En las narraciones de este autor importa más el tono que la trama, pero una vez que ha sido bien entendido que la trama está meditadísima: se diría que Loayza sólo se ponía a contar cuando sabía que tenía entre manos una buena historia, pero, una vez encontrada y acometida, el cómo se contaba importaba tanto como el qué, algo que queda definitivamente demostrado en esas curiosas piezas fragmentarias que cierran el volumen, alguna de las cuales recuerda lo suyo a Borges (y no en vano Vargas Llosa y Oquendo siempre se dirigieron a su amigo «Lucho» como «el borgiano de Petit Thouars»). Todos los personajes son de clase acomodada (a menudo francamente privilegiada), y el autor, al modo de su idolatrado Henry James, juega con ellos para desplegar una honda sutileza psicológica («la exasperaba que los hombres la tratasen con los modales amables que se usan con un chico, que podemos querer y aun admirar pero a quien no reconocemos como un igual»; «cada vez que alguien se había enamorado de él su primera reacción fue de sorpresa, que se transformó en un agradecimiento ya próximo a la ternura: tendía a querer a quien lo quería y la indiferencia ajena despertaba en él una sincera indiferencia») y exhibir cierta sabiduría aforística («las rutinas poseen un poder curativo y hasta creativo»; «esa curiosa manía didáctica que surge de pronto en las mujeres cuando se ponen de mal humor»), con lo cual logra desbaratar elegantemente (es decir, sin burlas) algunos prejuicios sociales o privados o, entre otras cosas, desmitificar la juventud con una exactitud que llega a ser dolorosa (y hay dos alusiones como de pasada a lo nítidamente deprimentes que son las juergas: ver páginas 39 y 116). En este libro los casos de brillantez textual saltan por todas partes, cada pocos renglones, y por otra parte, como explica con buena puntería José Muñoz Millanes en su introducción, las narraciones «destacan por la precisa captación de esos tiempos muertos donde parece que no sucede nada, de los intersticios de los hechos que, por el contrario, hacen progresar la trama». En ese aspecto, sí, puede llegar a ser muy japonés, aunque seguramente él tenía la literatura (¿y el cine?) de Francia como referencia más próxima y grata.

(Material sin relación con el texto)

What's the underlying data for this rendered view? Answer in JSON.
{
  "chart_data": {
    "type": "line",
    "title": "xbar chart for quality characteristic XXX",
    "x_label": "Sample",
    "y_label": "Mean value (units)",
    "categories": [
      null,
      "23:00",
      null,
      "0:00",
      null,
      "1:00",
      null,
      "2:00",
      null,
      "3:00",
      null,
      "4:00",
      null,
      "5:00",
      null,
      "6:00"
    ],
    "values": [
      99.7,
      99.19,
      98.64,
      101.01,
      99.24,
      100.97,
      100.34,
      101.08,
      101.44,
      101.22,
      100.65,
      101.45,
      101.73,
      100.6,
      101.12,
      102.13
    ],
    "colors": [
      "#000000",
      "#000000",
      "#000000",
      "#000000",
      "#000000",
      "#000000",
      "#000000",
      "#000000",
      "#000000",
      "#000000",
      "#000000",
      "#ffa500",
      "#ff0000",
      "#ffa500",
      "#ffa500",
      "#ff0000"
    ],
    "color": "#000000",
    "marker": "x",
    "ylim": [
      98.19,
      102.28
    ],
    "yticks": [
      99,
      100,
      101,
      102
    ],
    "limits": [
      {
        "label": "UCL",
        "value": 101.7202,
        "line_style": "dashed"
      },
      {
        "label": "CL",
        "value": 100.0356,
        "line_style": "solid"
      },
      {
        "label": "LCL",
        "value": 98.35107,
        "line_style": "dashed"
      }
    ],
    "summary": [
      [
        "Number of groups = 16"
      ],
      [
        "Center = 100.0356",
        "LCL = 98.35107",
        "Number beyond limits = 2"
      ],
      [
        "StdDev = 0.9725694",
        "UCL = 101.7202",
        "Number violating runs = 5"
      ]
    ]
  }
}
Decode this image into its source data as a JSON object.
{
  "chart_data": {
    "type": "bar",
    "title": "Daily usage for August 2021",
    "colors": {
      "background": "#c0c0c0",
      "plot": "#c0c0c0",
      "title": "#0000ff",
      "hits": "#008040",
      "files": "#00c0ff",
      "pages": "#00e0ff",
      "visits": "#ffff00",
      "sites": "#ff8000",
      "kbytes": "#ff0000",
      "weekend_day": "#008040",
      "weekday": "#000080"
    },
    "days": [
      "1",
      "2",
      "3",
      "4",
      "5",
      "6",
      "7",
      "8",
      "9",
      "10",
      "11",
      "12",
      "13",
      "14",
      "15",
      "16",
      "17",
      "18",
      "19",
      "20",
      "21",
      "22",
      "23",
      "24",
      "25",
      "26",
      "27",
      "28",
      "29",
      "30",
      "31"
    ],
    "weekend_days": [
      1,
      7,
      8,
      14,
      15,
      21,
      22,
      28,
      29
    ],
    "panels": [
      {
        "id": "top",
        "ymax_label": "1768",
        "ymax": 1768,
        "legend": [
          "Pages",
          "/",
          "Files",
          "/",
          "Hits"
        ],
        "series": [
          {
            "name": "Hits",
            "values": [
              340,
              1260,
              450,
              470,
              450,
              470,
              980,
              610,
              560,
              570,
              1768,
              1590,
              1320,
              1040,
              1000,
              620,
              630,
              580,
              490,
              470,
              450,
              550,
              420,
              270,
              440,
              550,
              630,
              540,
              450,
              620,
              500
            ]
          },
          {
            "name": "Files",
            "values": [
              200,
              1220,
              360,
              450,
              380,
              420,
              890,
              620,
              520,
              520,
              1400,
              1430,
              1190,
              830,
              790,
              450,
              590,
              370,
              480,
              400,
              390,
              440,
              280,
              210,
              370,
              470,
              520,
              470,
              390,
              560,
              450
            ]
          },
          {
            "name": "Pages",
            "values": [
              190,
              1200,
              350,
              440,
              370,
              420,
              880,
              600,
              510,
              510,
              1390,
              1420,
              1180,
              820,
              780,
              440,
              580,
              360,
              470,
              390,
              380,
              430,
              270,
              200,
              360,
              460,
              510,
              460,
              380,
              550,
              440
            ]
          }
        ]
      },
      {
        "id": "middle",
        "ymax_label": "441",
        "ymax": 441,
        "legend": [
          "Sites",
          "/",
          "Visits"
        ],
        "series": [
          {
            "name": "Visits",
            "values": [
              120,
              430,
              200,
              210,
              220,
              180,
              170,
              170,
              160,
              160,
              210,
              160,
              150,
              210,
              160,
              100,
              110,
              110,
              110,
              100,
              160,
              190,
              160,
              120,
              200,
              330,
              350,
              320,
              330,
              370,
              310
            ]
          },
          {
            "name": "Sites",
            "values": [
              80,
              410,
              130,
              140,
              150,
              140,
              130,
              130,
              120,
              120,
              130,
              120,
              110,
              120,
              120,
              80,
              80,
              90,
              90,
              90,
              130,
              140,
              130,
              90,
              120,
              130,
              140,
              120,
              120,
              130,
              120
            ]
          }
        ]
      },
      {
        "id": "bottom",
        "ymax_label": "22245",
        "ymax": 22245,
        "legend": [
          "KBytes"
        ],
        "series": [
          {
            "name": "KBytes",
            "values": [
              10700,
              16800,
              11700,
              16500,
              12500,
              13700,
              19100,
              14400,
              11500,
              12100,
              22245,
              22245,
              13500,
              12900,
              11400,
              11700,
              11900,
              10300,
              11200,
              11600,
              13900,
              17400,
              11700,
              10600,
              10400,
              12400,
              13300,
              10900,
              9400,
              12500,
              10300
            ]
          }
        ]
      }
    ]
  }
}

En estas páginas se habla asimismo de «el lujo de estar solo» o se fantasea con «una conspiración formada por una sola persona». Son ideas que podrían ser aplicadas al propio creador y a su actitud, pues, radicalmente honesto con lo literario, insobornablemente comprometido consigo mismo, al margen de conveniencias externas, fue literalmente tejiendo una obra narrativa y ensayística distinta y sobresaliente, un pequeño mundo propio en el que Otras partes puede funcionar como una óptima puerta de entrada.